Par Anton Evstratov

    Le cessez-le-feu négocié par la Russie entre les parties arménienne et azerbaïdjanaise au Karabakh, le 9 novembre 2020, a des implications très controversées pour l’un des principaux acteurs régionaux, l’Iran, comme en témoigne son approche de la situation.

    Anton Evstratov
    Anton Evstratov

    À première vue, étant donné l’approche catégoriquement équidistante de Téhéran vis-à-vis de l’Arménie et de l’Azerbaïdjan, la situation n’a pas fondamentalement changé pour l’Iran. En outre, le cessez-le-feu atténue dans une certaine mesure la tension aux frontières nord de la République islamique, où des contingents militaires supplémentaires de l’armée iranienne et du Corps des gardiens de la révolution islamique ont été amenés pendant le conflit arméno-azerbaïdjanais. Pour cette raison, l’Iran a officiellement soutenu l’accord du 9 novembre.
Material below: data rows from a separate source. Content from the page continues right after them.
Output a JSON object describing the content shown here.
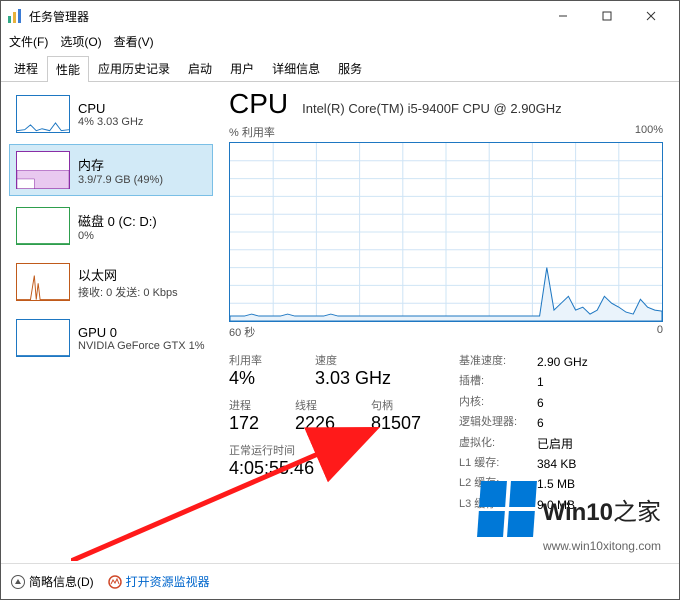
{
  "window": {
    "title": "任务管理器"
  },
  "menu": {
    "file": "文件(F)",
    "options": "选项(O)",
    "view": "查看(V)"
  },
  "tabs": [
    "进程",
    "性能",
    "应用历史记录",
    "启动",
    "用户",
    "详细信息",
    "服务"
  ],
  "activeTab": 1,
  "sidebar": {
    "items": [
      {
        "name": "CPU",
        "sub": "4% 3.03 GHz"
      },
      {
        "name": "内存",
        "sub": "3.9/7.9 GB (49%)"
      },
      {
        "name": "磁盘 0 (C: D:)",
        "sub": "0%"
      },
      {
        "name": "以太网",
        "sub": "接收: 0 发送: 0 Kbps"
      },
      {
        "name": "GPU 0",
        "sub": "NVIDIA GeForce GTX 1%"
      }
    ],
    "selectedIndex": 1
  },
  "main": {
    "title": "CPU",
    "model": "Intel(R) Core(TM) i5-9400F CPU @ 2.90GHz",
    "chart": {
      "yLabel": "% 利用率",
      "yMax": "100%",
      "xLeft": "60 秒",
      "xRight": "0"
    },
    "statsL": {
      "r1": [
        {
          "label": "利用率",
          "value": "4%"
        },
        {
          "label": "速度",
          "value": "3.03 GHz"
        }
      ],
      "r2": [
        {
          "label": "进程",
          "value": "172"
        },
        {
          "label": "线程",
          "value": "2226"
        },
        {
          "label": "句柄",
          "value": "81507"
        }
      ],
      "uptimeLabel": "正常运行时间",
      "uptime": "4:05:55:46"
    },
    "statsR": [
      {
        "k": "基准速度:",
        "v": "2.90 GHz"
      },
      {
        "k": "插槽:",
        "v": "1"
      },
      {
        "k": "内核:",
        "v": "6"
      },
      {
        "k": "逻辑处理器:",
        "v": "6"
      },
      {
        "k": "虚拟化:",
        "v": "已启用"
      },
      {
        "k": "L1 缓存:",
        "v": "384 KB"
      },
      {
        "k": "L2 缓存:",
        "v": "1.5 MB"
      },
      {
        "k": "L3 缓存:",
        "v": "9.0 MB"
      }
    ]
  },
  "footer": {
    "brief": "简略信息(D)",
    "resmon": "打开资源监视器"
  },
  "watermark": {
    "brand1": "Win10",
    "brand2": "之家",
    "url": "www.win10xitong.com"
  },
  "chart_data": {
    "type": "line",
    "title": "CPU % 利用率",
    "xlabel": "秒",
    "ylabel": "% 利用率",
    "x_range_seconds": [
      60,
      0
    ],
    "ylim": [
      0,
      100
    ],
    "series": [
      {
        "name": "CPU",
        "values": [
          3,
          3,
          3,
          4,
          3,
          3,
          3,
          3,
          4,
          3,
          3,
          3,
          3,
          3,
          4,
          3,
          3,
          3,
          3,
          3,
          3,
          3,
          3,
          3,
          3,
          3,
          3,
          3,
          3,
          3,
          3,
          3,
          3,
          3,
          3,
          3,
          3,
          3,
          3,
          3,
          3,
          3,
          3,
          3,
          30,
          6,
          10,
          14,
          6,
          8,
          4,
          6,
          14,
          10,
          8,
          5,
          4,
          12,
          8,
          6
        ]
      }
    ]
  }
}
En outre, malgré le soutien de facto de la partie arménienne, de jure Téhéran a exprimé à plusieurs reprises sa loyauté envers l’intégrité territoriale de l’Azerbaïdjan.

    Il convient également de noter qu’en réalité, en dehors des formules et platitudes officielles, l’issue de la guerre de 44 jours pour l’Iran n’est en aucun cas la pire des options. La Turquie, principal rival régional de l’Iran, n’est pas un vainqueur inconditionnel, étant contrebalancée par la Russie. Cette dernière a non seulement modéré le processus de négociation et l’accord de paix, mais a également déployé 2 000 de ses casques bleus dans le Haut-Karabakh, augmentant ainsi considérablement sa présence militaire déjà puissante dans la région.  L’influence russe a également été renforcée par l’infrastructure militaire russe en Arménie – la 102e base des forces armées russes comptant 5 000 soldats a été déployée à Gyumri, en Arménie. En outre, des gardes-frontières russes contrôlent les frontières arméno-iraniennes et arméno-turques.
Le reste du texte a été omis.